The thing about Woodley that is even more promising is that he is only 26 years old. He has another five to six years of quarterback crushing ahead of him, and arguably his best years.
47 Games Started
7 Forced Fumbles
12 Passes Defensed
While T-Sizzle's sack totals have never been out of this world (only three seasons of double digit sacks out of nine years), he has to be considered as one of the most feared outside linebackers in the league.
The Ravens are known for their hard hitting defense and ferocious tackling, and Suggs epitomizes that attitude.
109 Games Started
360 Solo Tackles
18 Forced Fumbles
38 Passes Defensed
A Silverback: adult males, range in height 1.65–1.75 metres (5 ft 5 in–5 ft 9 in), and in weight 140–200 kg (310–440 lb). Occasionally, a silverback of over 1.8 metres (5 ft 11 in) and 230 kg (510 lb) has been recorded in the wild.
The Silverback: 6'0" 242 lbs, quarterback crushing specimen, often seen roaming Heinz Field in Pittsburgh, PA.
The Silverback, also known as James Harrison, is the most feared outside linebacker in the NFL today. While he may not have the prototypical stature for a 3-4 linebacker, Harrison has he superhuman strength to toss left tackles, and the speed to run by them.
Once a Steelers (and Ravens) cast off, Harrison plays with a very large chip on his shoulder and plays with that tenacity on every down.
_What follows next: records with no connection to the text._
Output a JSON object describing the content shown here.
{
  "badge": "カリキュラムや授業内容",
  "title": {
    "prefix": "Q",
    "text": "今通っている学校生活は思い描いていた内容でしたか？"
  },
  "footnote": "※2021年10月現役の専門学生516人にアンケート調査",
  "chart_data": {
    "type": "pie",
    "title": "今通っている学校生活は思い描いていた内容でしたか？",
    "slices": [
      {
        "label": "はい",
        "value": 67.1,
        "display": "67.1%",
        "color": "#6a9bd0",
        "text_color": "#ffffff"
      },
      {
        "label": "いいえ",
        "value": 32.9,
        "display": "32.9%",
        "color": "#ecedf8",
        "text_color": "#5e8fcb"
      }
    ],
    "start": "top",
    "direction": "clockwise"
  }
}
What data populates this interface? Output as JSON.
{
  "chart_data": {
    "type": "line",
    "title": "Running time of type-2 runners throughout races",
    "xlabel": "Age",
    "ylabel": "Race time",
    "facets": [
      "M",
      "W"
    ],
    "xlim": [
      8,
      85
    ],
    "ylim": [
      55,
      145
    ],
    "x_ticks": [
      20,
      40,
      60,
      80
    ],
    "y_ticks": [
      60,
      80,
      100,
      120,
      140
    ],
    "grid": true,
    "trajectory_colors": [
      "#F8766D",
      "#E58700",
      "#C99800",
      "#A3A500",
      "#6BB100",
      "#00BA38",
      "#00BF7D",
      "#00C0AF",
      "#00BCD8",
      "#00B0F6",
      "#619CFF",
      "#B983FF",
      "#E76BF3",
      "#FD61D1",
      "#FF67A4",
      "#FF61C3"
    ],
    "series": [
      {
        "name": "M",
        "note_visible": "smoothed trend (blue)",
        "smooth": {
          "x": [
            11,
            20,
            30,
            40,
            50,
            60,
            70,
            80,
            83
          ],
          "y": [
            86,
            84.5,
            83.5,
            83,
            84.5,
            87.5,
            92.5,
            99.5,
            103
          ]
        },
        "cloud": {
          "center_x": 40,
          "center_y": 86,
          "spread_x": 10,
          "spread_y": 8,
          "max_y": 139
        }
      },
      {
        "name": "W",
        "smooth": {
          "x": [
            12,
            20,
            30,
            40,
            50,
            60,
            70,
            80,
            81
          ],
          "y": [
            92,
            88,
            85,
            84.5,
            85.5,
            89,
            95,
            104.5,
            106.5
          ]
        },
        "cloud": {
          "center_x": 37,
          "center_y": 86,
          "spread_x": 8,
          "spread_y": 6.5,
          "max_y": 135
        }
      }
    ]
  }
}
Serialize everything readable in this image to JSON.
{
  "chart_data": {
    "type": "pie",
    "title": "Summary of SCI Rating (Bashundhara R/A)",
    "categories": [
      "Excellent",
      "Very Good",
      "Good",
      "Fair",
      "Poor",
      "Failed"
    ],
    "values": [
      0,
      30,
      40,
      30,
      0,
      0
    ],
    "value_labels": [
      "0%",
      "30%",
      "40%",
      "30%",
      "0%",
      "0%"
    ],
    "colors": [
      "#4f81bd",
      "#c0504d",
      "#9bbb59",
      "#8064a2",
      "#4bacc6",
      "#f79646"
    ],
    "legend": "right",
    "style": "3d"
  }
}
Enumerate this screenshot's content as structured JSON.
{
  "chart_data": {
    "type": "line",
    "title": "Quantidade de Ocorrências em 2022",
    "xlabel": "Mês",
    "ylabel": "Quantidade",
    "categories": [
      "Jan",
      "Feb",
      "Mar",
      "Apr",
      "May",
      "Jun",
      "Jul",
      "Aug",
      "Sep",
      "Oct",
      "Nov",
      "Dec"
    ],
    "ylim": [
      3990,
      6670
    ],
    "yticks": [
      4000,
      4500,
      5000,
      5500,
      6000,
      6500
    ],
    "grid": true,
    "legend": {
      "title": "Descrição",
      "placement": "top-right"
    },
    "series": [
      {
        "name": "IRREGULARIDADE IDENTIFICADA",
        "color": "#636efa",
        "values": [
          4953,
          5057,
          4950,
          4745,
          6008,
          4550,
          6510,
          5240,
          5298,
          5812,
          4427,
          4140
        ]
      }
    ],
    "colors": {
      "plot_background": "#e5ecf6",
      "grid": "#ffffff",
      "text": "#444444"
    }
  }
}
His presence is so daunting that protection usually slides to his side, opening up room for the Steelers favorite "Inside Line Backer Twist".
Pass coverage? I'll show you this piece of evidence.
71 Games Started
25 Forced Fumbles
19 Pass Defense
No, Ray Lewis isn't left off this list because I'm a Steelers fan. If this was a Top 10 Linebacker conversation, Lewis would easily be in the top five.
This discussion is purely for pass rushing linebackers, and I mean no disrespect to Dwight Freeney, Jared Allen, John Abraham, Julius Peppers, or Tamba Hali. All these guys are great in their own rite, but not playing linebacker (with the exception of Hali who I believe has now made the switch).
So, lets discuss this Bleacher Report community: who is your pick? On this pick or not, I'd love to hear your thoughts!